Le Congrès des maires hanté par une campagne fantôme suspendue à la crise politique
POLITIQUE – Le chat noir de la vie politique française ? Déjà bousculées en 2020 par la crise sanitaire du Covid, les élections municipales ne s’amorcent par vraiment dans une posture plus flatteuse cinq ans plus tard. Une morosité qui sera sans aucun dans l’esprit de tous les édiles qui se rendront dès ce mardi 18 novembre au Congrès de l’association des maires de France qui s’ouvre au Parc des expositions à Paris.

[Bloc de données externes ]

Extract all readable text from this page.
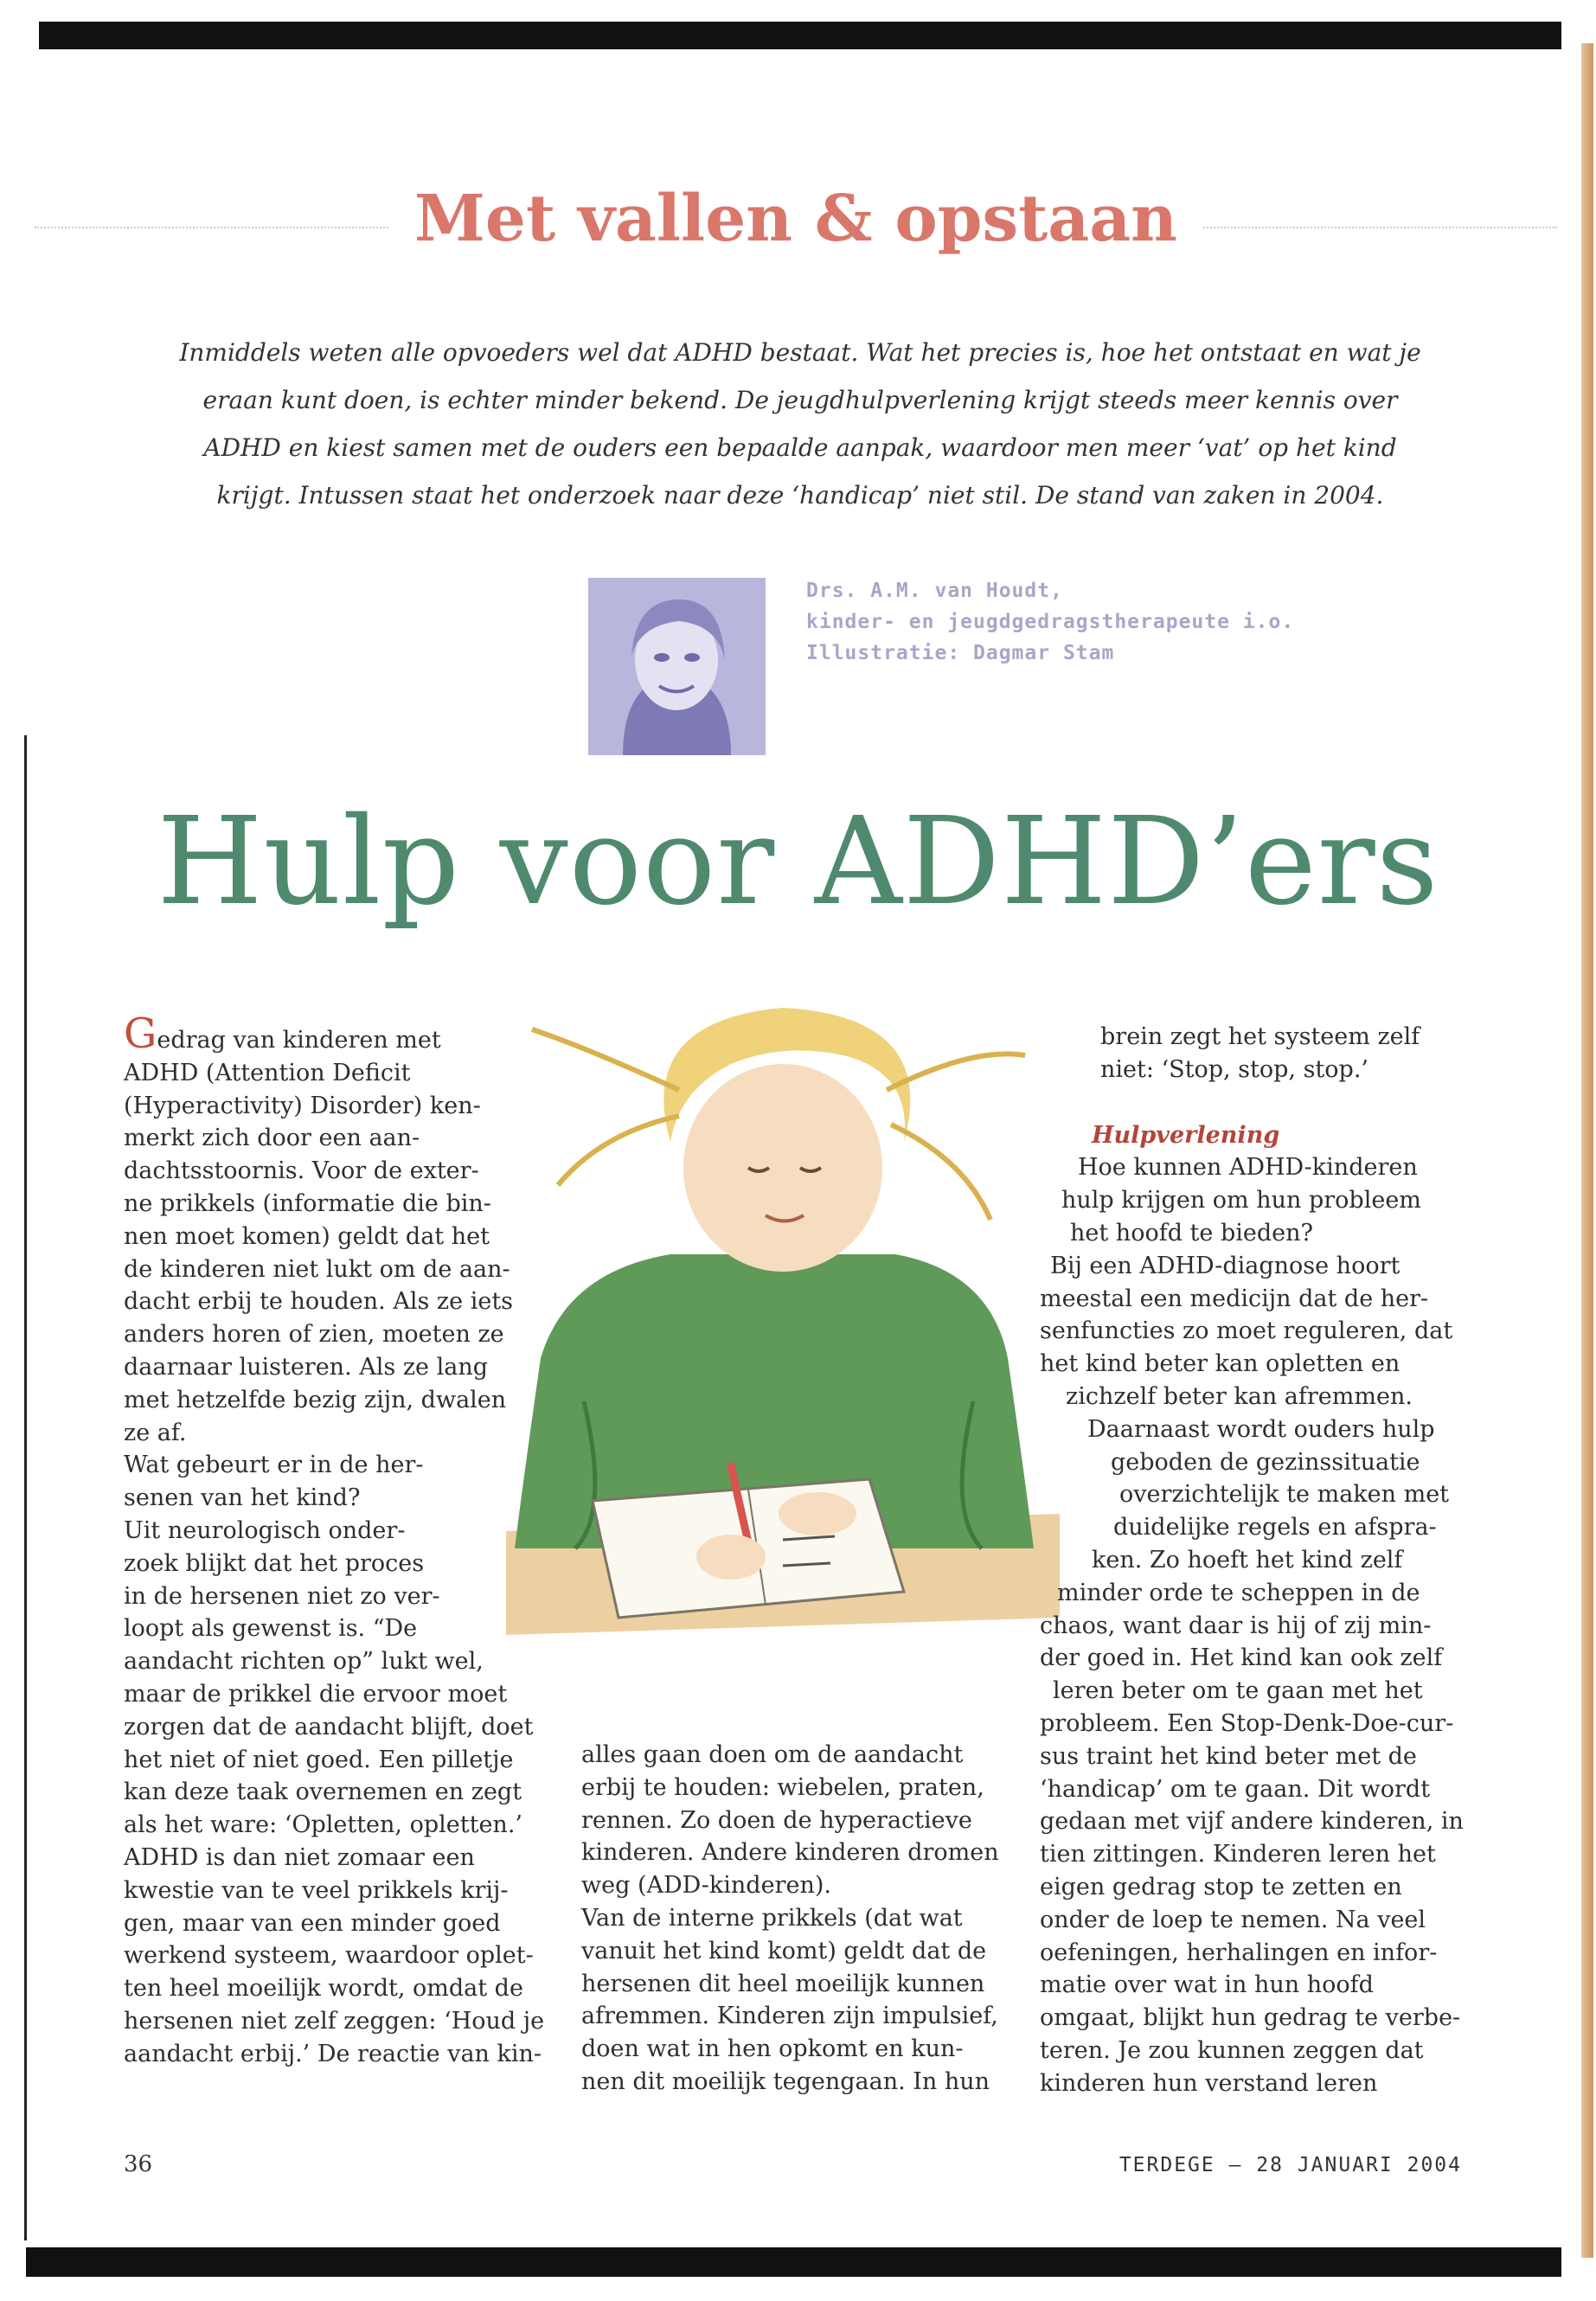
Met vallen & opstaan
Inmiddels weten alle opvoeders wel dat ADHD bestaat. Wat het precies is, hoe het ontstaat en wat je eraan kunt doen, is echter minder bekend. De jeugdhulpverlening krijgt steeds meer kennis over ADHD en kiest samen met de ouders een bepaalde aanpak, waardoor men meer ‘vat’ op het kind krijgt. Intussen staat het onderzoek naar deze ‘handicap’ niet stil. De stand van zaken in 2004.
Drs. A.M. van Houdt,
kinder- en jeugdgedragstherapeute i.o.
Illustratie: Dagmar Stam
Hulp voor ADHD’ers
Gedrag van kinderen met
ADHD (Attention Deficit
(Hyperactivity) Disorder) ken-
merkt zich door een aan-
dachtsstoornis. Voor de exter-
ne prikkels (informatie die bin-
nen moet komen) geldt dat het
de kinderen niet lukt om de aan-
dacht erbij te houden. Als ze iets
anders horen of zien, moeten ze
daarnaar luisteren. Als ze lang
met hetzelfde bezig zijn, dwalen
ze af.
Wat gebeurt er in de her-
senen van het kind?
Uit neurologisch onder-
zoek blijkt dat het proces
in de hersenen niet zo ver-
loopt als gewenst is. “De
aandacht richten op” lukt wel,
maar de prikkel die ervoor moet
zorgen dat de aandacht blijft, doet
het niet of niet goed. Een pilletje
kan deze taak overnemen en zegt
als het ware: ‘Opletten, opletten.’
ADHD is dan niet zomaar een
kwestie van te veel prikkels krij-
gen, maar van een minder goed
werkend systeem, waardoor oplet-
ten heel moeilijk wordt, omdat de
hersenen niet zelf zeggen: ‘Houd je
aandacht erbij.’ De reactie van kin-
alles gaan doen om de aandacht
erbij te houden: wiebelen, praten,
rennen. Zo doen de hyperactieve
kinderen. Andere kinderen dromen
weg (ADD-kinderen).
Van de interne prikkels (dat wat
vanuit het kind komt) geldt dat de
hersenen dit heel moeilijk kunnen
afremmen. Kinderen zijn impulsief,
doen wat in hen opkomt en kun-
nen dit moeilijk tegengaan. In hun
brein zegt het systeem zelf
niet: ‘Stop, stop, stop.’
Hulpverlening
Hoe kunnen ADHD-kinderen
hulp krijgen om hun probleem
het hoofd te bieden?
Bij een ADHD-diagnose hoort
meestal een medicijn dat de her-
senfuncties zo moet reguleren, dat
het kind beter kan opletten en
zichzelf beter kan afremmen.
Daarnaast wordt ouders hulp
geboden de gezinssituatie
overzichtelijk te maken met
duidelijke regels en afspra-
ken. Zo hoeft het kind zelf
minder orde te scheppen in de
chaos, want daar is hij of zij min-
der goed in. Het kind kan ook zelf
leren beter om te gaan met het
probleem. Een Stop-Denk-Doe-cur-
sus traint het kind beter met de
‘handicap’ om te gaan. Dit wordt
gedaan met vijf andere kinderen, in
tien zittingen. Kinderen leren het
eigen gedrag stop te zetten en
onder de loep te nemen. Na veel
oefeningen, herhalingen en infor-
matie over wat in hun hoofd
omgaat, blijkt hun gedrag te verbe-
teren. Je zou kunnen zeggen dat
kinderen hun verstand leren
36	TERDEGE – 28 JANUARI 2004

À quatre mois d’un des scrutins les plus plébiscités des Français, la mayonnaise de la campagne « prend assez peu » selon le constitutionnaliste Benjamin Morel, contacté par l’AFP, plombée par la crise politique nationale. Après la chute de François Bayrou en septembre, puis le psychodrame autour du gouvernement Lecornu I, la vie politique s’est essentiellement resserrée autour des débats sur le budget de l’État et de la sécurité sociale. « Les projecteurs sont braqués sur ce qui se passe au Parlement, et on a du mal à mettre en avant les enjeux locaux », explique au Figaro, Christophe Bouillon, patron de l’Association des petites villes de France (APVF).
Une cannibalisation qui, hors grandes agglomérations, empêche un lancement en fanfare de ce rendez-vous politique. La campagne « a commencé à bas bruit », mais « rien à voir avec il y a six ans (…) Ça n’est pas la même intensité », estimait Frédéric Dabi, président de l’Ifop, ce lundi au micro de France 2. La faute selon lui aux discussions budgétaires bien sûr, mais aussi à « l’éclipse du politique » de manière générale. « Les Français voient qu’il ne se passe pas grand-chose à l’échelle nationale, il y a une critique en termes d’inaction. Et ça descend collatéralement, à l’échelle locale ». D’autant que les cinq années qui viennent de passer n’ont pas été particulièrement tendres, entre une hausse des violences dirigées directement contre les maires et un niveau historique de démission d’édiles, notamment dans les plus petites communes.
Dans ce contexte, selon Paul Brounais, dirigeant d’une agence de communication qui gère la campagne de soixante listes, de nombreux candidats refusent de se lancer officiellement dès à présent, de peur de faire « un flop », explique-t-il dans Ouest France.
L’ombre d’une nouvelle dissolution en janvier
Quant à l’horizon de mars 2026, il est tout aussi orageux face à la crainte d’une dissolution post-budget, en janvier. Des législatives anticipées contribueraient un peu plus à la nationalisation des municipales. Selon le politologue, Martial Foucault, interrogé par l’AFP, le gouvernement pourrait même, en cas de dissolution, « organiser municipales et législatives le même jour afin de ne pas percuter les premières », ce qui serait selon lui une « catastrophe démocratique » pour les municipales.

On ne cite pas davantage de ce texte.